Heureusement, on peut généralement prévenir les maladies cardiovasculaires. En apportant des changements à leur mode de vie, les femmes peuvent réduire leurs risques d'autant que 80 %. Examinez vos facteurs de risque et votre mode de vie actuel pour vous permettre d'adopter des petits changements positifs aux habitudes quotidiennes.
Parce qu’elles passent leur temps à s’occuper des autres, de nombreuses femmes en oublient leur propre santé. Et pourtant, une vie longue et épanouie est le cadeau le plus précieux que l'on peut offrir à ceux que nous chérissons. Alors, arrêtez-vous un instant et promettez-vous de prendre soin de votre cœur, et d'aider les autres femmes qui partagent votre vie à faire de même.
Certains faits sur les femmes et les maladies cardiovasculaires
- Au Canada, les maladies cardiovasculaires représentent plus de 30 % des décès chez les femmes.

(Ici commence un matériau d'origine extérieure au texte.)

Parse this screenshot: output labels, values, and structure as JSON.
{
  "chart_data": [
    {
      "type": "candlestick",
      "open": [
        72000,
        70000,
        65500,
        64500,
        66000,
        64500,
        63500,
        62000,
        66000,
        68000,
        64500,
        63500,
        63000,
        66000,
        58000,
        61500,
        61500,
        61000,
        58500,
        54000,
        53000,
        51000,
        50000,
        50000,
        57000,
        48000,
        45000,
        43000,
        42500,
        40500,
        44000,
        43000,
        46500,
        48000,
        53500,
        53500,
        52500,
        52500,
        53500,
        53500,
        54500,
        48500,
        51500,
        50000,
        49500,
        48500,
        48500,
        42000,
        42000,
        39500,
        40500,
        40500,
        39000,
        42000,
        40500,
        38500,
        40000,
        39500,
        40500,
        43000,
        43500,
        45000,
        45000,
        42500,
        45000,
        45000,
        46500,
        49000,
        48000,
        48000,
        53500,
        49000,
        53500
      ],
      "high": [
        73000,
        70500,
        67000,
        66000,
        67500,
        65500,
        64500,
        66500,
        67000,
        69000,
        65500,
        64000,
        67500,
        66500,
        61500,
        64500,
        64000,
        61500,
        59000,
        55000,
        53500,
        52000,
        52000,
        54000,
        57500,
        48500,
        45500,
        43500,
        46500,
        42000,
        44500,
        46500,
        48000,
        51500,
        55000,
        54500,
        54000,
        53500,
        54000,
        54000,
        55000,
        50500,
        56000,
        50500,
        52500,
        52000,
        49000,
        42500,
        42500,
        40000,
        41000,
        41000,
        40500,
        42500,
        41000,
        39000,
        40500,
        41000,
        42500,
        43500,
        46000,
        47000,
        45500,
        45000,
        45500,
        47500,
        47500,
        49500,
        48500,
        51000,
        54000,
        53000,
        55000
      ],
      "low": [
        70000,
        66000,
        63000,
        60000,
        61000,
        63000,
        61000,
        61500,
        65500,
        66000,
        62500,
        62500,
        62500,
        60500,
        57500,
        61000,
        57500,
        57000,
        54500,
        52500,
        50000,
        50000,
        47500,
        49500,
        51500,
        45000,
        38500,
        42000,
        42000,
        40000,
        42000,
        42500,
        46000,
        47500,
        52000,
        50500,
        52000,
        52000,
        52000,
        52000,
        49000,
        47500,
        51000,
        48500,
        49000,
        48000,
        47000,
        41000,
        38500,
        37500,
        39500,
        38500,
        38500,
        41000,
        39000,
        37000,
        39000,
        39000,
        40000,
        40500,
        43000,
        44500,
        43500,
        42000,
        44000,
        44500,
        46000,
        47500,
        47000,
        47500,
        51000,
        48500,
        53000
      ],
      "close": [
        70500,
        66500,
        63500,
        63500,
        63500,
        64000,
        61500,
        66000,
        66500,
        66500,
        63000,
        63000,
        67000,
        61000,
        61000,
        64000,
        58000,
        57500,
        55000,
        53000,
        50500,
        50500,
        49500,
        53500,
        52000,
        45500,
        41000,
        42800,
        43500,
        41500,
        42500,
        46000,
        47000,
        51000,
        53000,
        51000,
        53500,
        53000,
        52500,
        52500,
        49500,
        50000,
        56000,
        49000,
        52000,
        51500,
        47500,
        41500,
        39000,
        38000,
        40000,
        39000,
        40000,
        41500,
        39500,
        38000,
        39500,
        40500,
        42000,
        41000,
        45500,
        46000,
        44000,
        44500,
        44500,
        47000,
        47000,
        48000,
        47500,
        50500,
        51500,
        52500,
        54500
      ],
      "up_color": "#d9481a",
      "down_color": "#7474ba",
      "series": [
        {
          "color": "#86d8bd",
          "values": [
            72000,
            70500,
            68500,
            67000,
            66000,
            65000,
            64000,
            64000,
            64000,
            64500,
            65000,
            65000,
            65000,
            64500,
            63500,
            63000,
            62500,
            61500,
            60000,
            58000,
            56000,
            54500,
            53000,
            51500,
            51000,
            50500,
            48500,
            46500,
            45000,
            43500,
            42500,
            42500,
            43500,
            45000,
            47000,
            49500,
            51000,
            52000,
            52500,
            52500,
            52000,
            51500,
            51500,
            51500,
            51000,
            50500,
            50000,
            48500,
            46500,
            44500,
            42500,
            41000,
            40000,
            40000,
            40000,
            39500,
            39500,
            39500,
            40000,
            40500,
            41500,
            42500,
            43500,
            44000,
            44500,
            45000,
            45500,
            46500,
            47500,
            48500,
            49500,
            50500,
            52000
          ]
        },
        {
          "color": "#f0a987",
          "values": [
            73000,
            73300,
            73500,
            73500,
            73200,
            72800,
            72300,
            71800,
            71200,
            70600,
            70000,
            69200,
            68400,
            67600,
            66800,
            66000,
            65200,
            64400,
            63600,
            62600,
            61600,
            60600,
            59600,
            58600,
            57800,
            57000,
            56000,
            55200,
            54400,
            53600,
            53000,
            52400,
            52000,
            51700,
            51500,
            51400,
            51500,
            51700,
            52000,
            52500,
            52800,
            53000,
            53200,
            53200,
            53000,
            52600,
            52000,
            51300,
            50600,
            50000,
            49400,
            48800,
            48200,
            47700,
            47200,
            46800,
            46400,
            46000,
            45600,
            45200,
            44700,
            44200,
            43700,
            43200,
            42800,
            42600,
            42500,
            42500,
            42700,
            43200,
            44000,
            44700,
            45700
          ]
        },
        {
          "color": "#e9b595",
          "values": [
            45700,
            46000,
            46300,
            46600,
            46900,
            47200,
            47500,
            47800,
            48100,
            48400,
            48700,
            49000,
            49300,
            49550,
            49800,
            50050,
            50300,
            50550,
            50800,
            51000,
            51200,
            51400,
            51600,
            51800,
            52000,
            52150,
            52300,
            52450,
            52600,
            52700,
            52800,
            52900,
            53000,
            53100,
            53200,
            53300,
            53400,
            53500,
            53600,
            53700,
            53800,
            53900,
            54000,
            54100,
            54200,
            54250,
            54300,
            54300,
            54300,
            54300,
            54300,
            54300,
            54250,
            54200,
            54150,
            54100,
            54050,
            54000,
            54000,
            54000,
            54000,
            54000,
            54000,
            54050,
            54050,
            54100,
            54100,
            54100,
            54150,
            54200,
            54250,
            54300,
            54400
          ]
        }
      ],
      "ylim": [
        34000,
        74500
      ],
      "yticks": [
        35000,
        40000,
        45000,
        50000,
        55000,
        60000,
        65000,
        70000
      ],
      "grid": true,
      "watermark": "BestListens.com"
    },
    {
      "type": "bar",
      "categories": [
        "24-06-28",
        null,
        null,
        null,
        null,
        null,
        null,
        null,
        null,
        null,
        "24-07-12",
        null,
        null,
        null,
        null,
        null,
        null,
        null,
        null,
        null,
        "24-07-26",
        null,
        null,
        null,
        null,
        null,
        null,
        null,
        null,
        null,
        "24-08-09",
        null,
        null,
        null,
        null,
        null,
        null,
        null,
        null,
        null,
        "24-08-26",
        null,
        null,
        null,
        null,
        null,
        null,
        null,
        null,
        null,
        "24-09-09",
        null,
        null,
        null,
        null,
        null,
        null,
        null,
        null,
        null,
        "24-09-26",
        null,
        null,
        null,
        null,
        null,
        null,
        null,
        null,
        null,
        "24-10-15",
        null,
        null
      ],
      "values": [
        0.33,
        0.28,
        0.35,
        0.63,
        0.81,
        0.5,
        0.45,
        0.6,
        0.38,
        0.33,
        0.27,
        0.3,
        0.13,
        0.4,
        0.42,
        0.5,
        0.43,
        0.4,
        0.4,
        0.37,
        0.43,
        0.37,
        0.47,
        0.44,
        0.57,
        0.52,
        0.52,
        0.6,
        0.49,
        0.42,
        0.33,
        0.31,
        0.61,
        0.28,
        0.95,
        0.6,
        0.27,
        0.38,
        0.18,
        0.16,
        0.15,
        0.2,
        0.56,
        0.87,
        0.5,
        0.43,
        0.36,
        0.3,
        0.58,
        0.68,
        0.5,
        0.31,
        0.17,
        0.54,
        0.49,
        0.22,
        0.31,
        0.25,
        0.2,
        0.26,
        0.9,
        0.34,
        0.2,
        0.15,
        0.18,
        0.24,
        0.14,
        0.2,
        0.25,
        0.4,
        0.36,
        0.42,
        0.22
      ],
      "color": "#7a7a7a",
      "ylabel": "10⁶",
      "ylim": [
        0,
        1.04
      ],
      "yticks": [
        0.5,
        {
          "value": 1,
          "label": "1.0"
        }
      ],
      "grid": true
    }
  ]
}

- Au Canada, les accidents vasculaires cérébraux tuent 45 % plus de femmes que d'hommes. Et 16 % des femmes sont susceptibles de décéder des suites d'une crise cardiaque.
- Une femme sur trois, âgées de 65 ans et plus, présente une forme de maladie cardiovasculaire ou d'une affection touchant les vaisseaux sanguins.
Facteurs de risque spéciaux pour les femmes
- Si vous avez plus de 35 ans, fumez et prenez des contraceptifs oraux, vos risques augmentent considérablement. Vous pouvez les réduire en vous abstenant de fumer.
- Le diabète est une cause prépondérante de maladie cardiovasculaire chez la femme de moins de 50 ans. Des changements dans le mode de vie peuvent aider à prévenir ou gérer le diabète.
- La ménopause se caractérise par des taux d'œstrogène plus bas, hormone qui contribuerait à protéger les femmes contre les maladies cardiovasculaires. L'adoption d'un mode de vie sain s'avère particulièrement important au cours de cette étape de la vie.